Tive o prazer de ver a exposição e estar presente no lançamento de Sobrevida no Mundo Fantasma e conhecer os seus autores. Carlos Pinheiro e Nuno Sousa ainda fizeram o favor de autografar, com direito a desenho personalizado e tudo, a cópia que decidi imediatamente comprar. Agora que li, fico ainda mais contente por ter aproveitado a oportunidade.
Sobrevida é um trabalho a dois com paralelismos a vários níveis entre as visões de cada autor, explorando a área semântica do conceito que lhe dá nome.
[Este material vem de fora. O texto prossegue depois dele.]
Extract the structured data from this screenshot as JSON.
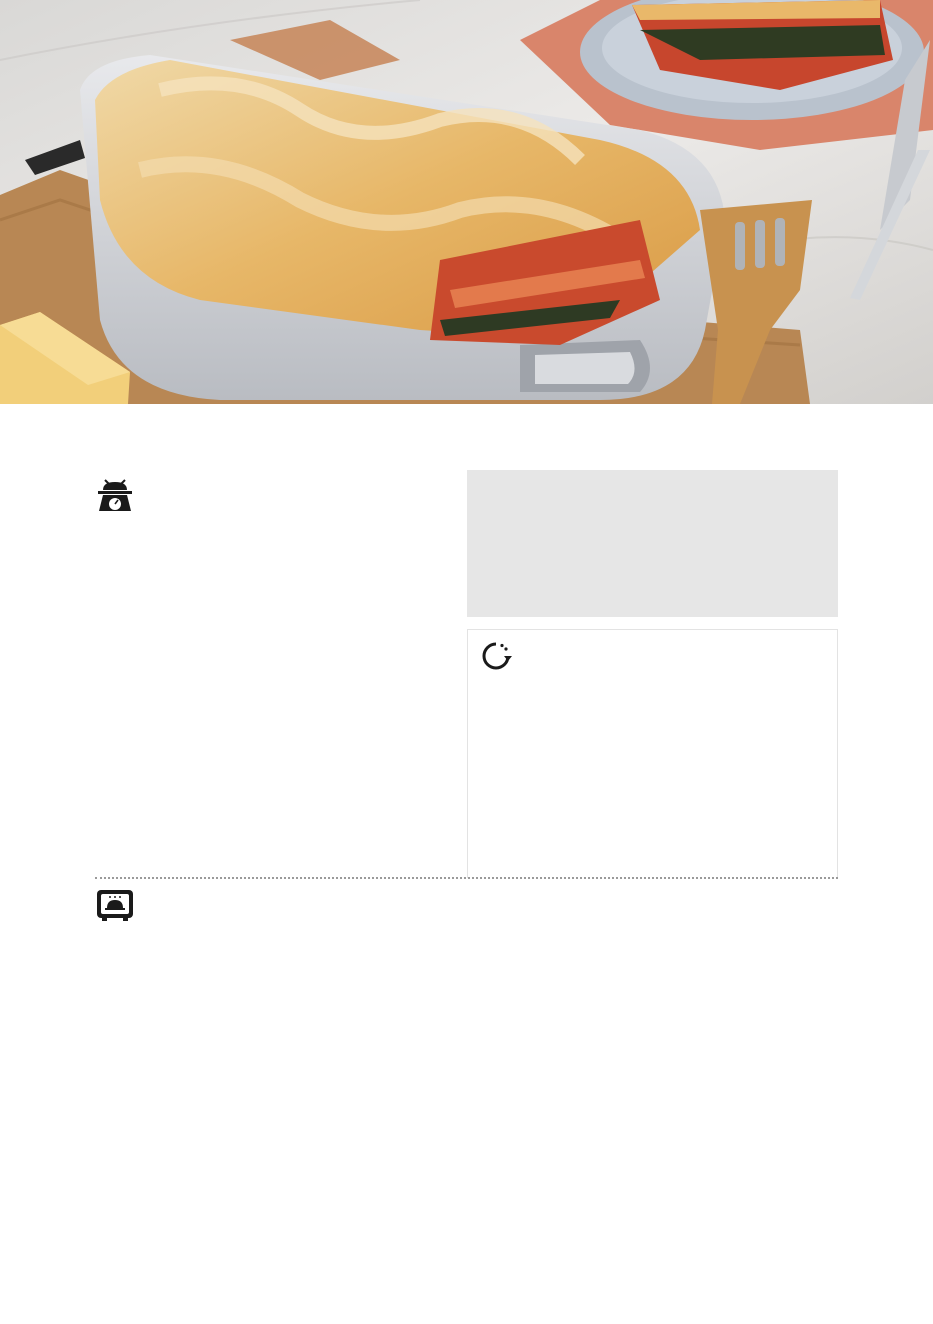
{
  "hero": {
    "image": "lasagne-in-baking-dish-photo"
  },
  "icons": {
    "ingredients": "kitchen-scale-icon",
    "time": "timer-icon",
    "method": "oven-icon"
  },
  "colors": {
    "info_box_bg": "#e6e6e6",
    "divider": "#9a9a9a",
    "icon": "#1a1a1a"
  }
}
Temos a primeira e a segunda parte, a noite e o dia, um grupo e um individuo, a acção e a introspecção, duas demonstrações do que pode ser sobreviver, continuar a viver depois da morte de outro ou da morte de parte de nós ou resistir e escapar a situações potencialmente fatais, mas também significar viver pouco, sem qualidade, no limiar, satisfazendo somente as necessidades básicas. Mesmo a palavra sobrevida pode ter aqui uma interpretação dupla, por um lado a ideia de ser um trabalho sobre a vida, por outro referir-se ao conceito médico de sobrevida que corresponde ao tempo de vida após diagnóstico de doença fatal. A capa funde estas duas visões na capa, em que o estilo do Nuno Sousa ilustra uma cena da história de Carlos Pinheiro e avisa o leitor de que, mesmo havendo as duas partes, é no todo que se interpreta esta obra.
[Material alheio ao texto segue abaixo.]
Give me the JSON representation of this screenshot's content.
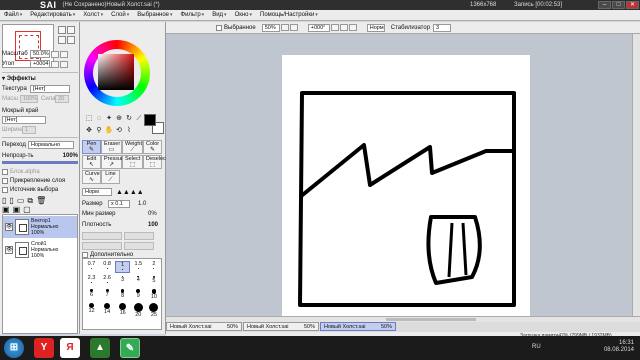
{
  "titlebar": {
    "app_logo": "SAI",
    "title": "(Не Сохранено)Новый Холст.sai (*)",
    "resolution": "1366x768",
    "recording": "Запись [00:02:53]"
  },
  "menu": [
    {
      "label": "Файл"
    },
    {
      "label": "Редактировать"
    },
    {
      "label": "Холст"
    },
    {
      "label": "Слой"
    },
    {
      "label": "Выбранное"
    },
    {
      "label": "Фильтр"
    },
    {
      "label": "Вид"
    },
    {
      "label": "Окно"
    },
    {
      "label": "Помощь/Настройки"
    }
  ],
  "navigator": {
    "zoom_label": "Масштаб",
    "zoom_value": "50.0%",
    "angle_label": "Угол",
    "angle_value": "+0004"
  },
  "effects": {
    "header": "Эффекты",
    "texture_label": "Текстура",
    "texture_value": "[Нет]",
    "texture_scale_label": "Масш",
    "texture_scale_value": "100%",
    "texture_strength_label": "Сила",
    "texture_strength_value": "20",
    "wet_edge_label": "Мокрый край",
    "wet_edge_value": "[Нет]",
    "wet_edge_width_label": "Ширина",
    "wet_edge_width_value": "1"
  },
  "layer_props": {
    "mode_label": "Переход",
    "mode_value": "Нормально",
    "opacity_label": "Непрозр-ть",
    "opacity_value": "100%",
    "protect_alpha": "Блок.alpha",
    "clip_group": "Прикрепление слоя",
    "selection_source": "Источник выбора"
  },
  "layers": [
    {
      "name": "Вектор1",
      "mode": "Нормально",
      "opacity": "100%",
      "selected": true
    },
    {
      "name": "Слой1",
      "mode": "Нормально",
      "opacity": "100%",
      "selected": false
    }
  ],
  "color": {
    "primary": "#000000",
    "secondary": "#ffffff"
  },
  "tool_tabs": [
    {
      "label": "Pen",
      "icon": "pen-icon"
    },
    {
      "label": "Eraser",
      "icon": "eraser-icon"
    },
    {
      "label": "Weight",
      "icon": "weight-icon"
    },
    {
      "label": "Color",
      "icon": "color-icon"
    },
    {
      "label": "Edit",
      "icon": "edit-icon"
    },
    {
      "label": "Pressure",
      "icon": "pressure-icon"
    },
    {
      "label": "Select",
      "icon": "select-icon"
    },
    {
      "label": "Deselect",
      "icon": "deselect-icon"
    },
    {
      "label": "Curve",
      "icon": "curve-icon"
    },
    {
      "label": "Line",
      "icon": "line-icon"
    }
  ],
  "brush": {
    "mode_value": "Норм",
    "size_label": "Размер",
    "size_mult": "x 0.1",
    "size_value": "1.0",
    "min_size_label": "Мин размер",
    "min_size_value": "0%",
    "density_label": "Плотность",
    "density_value": "100",
    "advanced_label": "Дополнительно"
  },
  "brush_sizes": [
    "0.7",
    "0.8",
    "1",
    "1.5",
    "2",
    "2.3",
    "2.6",
    "3",
    "4",
    "5",
    "6",
    "7",
    "8",
    "9",
    "10",
    "12",
    "14",
    "16",
    "20",
    "25"
  ],
  "canvas_toolbar": {
    "selection_label": "Выбранное",
    "zoom_value": "50%",
    "angle_value": "+000°",
    "flip_value": "Норм",
    "stabilizer_label": "Стабилизатор",
    "stabilizer_value": "3"
  },
  "documents": [
    {
      "name": "Новый Холст.sai",
      "zoom": "50%",
      "active": false
    },
    {
      "name": "Новый Холст.sai",
      "zoom": "50%",
      "active": false
    },
    {
      "name": "Новый Холст.sai",
      "zoom": "50%",
      "active": true
    }
  ],
  "status": {
    "memory": "Загрузка памяти42% (799MB / 1932MB)"
  },
  "taskbar": {
    "lang": "RU",
    "time": "16:31",
    "date": "08.08.2014"
  },
  "accent": "#c3cdf0"
}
A primeira parte da história é "a noite" de Carlos Pinheiro, onde seguimos um grupo de jovens que fingem morrer (ou morrem mesmo de tédio) e depois, libertados por essa transição, pela perda do que os prende à vida - ou será do que os prende na vida? - saem pela cidade onde, sozinhos e sem controlo externo, a exercem a sua liberdade através de atitudes desde a violência à sexualidade. Aqui temos um desenho a preto e branco, com poucas pistas descritivas da acção que decorre, em jeito de diário. A segunda parte é "o dia" de Nuno Sousa, no qual espreitamos a mente de um indivíduo mais velho cuja vida - estilo de vida? qualidade de vida? - foi destruída e avalia o seu quotidiano, quase em discurso directo para o leitor. Aqui o tédio e a desmotivação permeiam toda a história até ao apogeu final. A ilustração é agora a cores, com o texto, seja descrição, seja pensamento do personagem, seja até diálogo entre dois, sempre numa só caixa.
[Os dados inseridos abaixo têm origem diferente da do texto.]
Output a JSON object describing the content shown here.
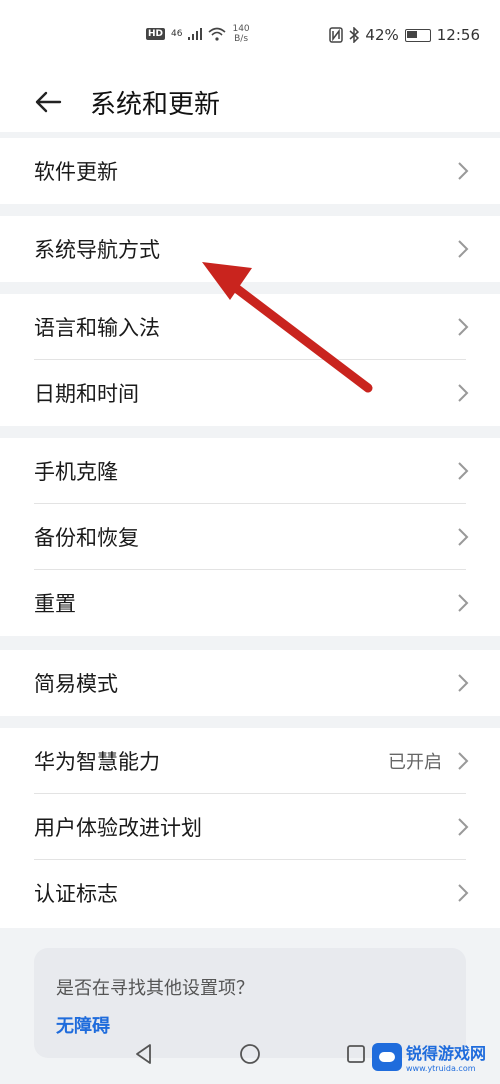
{
  "status_bar": {
    "hd": "HD",
    "network": "46",
    "speed_value": "140",
    "speed_unit": "B/s",
    "battery": "42%",
    "time": "12:56"
  },
  "header": {
    "title": "系统和更新"
  },
  "groups": [
    {
      "items": [
        {
          "label": "软件更新"
        }
      ]
    },
    {
      "items": [
        {
          "label": "系统导航方式"
        }
      ]
    },
    {
      "items": [
        {
          "label": "语言和输入法"
        },
        {
          "label": "日期和时间"
        }
      ]
    },
    {
      "items": [
        {
          "label": "手机克隆"
        },
        {
          "label": "备份和恢复"
        },
        {
          "label": "重置"
        }
      ]
    },
    {
      "items": [
        {
          "label": "简易模式"
        }
      ]
    },
    {
      "items": [
        {
          "label": "华为智慧能力",
          "value": "已开启"
        },
        {
          "label": "用户体验改进计划"
        },
        {
          "label": "认证标志"
        }
      ]
    }
  ],
  "suggest": {
    "title": "是否在寻找其他设置项？",
    "link": "无障碍"
  },
  "watermark": {
    "main": "锐得游戏网",
    "sub": "www.ytruida.com"
  },
  "colors": {
    "accent": "#1f6cdc",
    "annotation_arrow": "#c9241e"
  },
  "icons": [
    "back-arrow-icon",
    "chevron-right-icon",
    "nav-back-icon",
    "nav-home-icon",
    "nav-recent-icon"
  ]
}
Sobrevida é uma banda-desenhada simples e intimista, que pede algum envolvimento emocional ao leitor e que acabou por me deixar a pensar que sobreviver não tem qualquer interesse, que mais vale viver com tudo o que a vida parece ter para oferecer ou então morrer mesmo, que o intermédio, a espera, a moratória, o limiar, o básico não passa de uma tortura.
Não consigo deixar de relacionar o que senti com esta leitura com o que acontece no mundo hoje em dia. A ideia de austeridade, de sacrificar tudo em nome de um qualquer futuro, de outra geração, de cumprir compromissos de outros não passa de um embuste cujo objectivo é criar um grupo de indivíduos sobreviventes conformados que na verdade nunca vão viver, vão apenas ser escravos entre o tédio e o suplício à espera da sua libertação, nem que seja pela morte.
Se ainda encontrarem cópias à venda folheiem e se, como eu, forem fãs da ilustração e da temática, comprem que não se vão arrepender e vale sempre a pena apoiar estes projectos e seus autores. Para espicaçar a curiosidade, deixo-vos com o texto que serve tanto de blurb como de final da história:
"Dizem que a Sobrevida é a existência - ou coisa parecida - de quem já não vive neste mundo, mas ainda não encontrou o seu rumo. Da vida real apenas conserva a semelhança. Alimenta-se das suas imagens (venera-as, são o seu amuleto), ronda-as em círculos a cada volta mais distantes do centro.
A Sobrevida, diz-se, é uma espécie de revivescência - sensação de vida.
Espíritos, espectros, almas penadas perseguem aquilo que já foram, podiam ter sido ou virão a ser (para sempre, nunca mais).
Diz-se que da Sobrevida apenas podemos conhecer aquilo que se conta. Diz-se muita coisa e tudo é insuficiente (ainda).
De qualquer forma, já cá não está quem falou."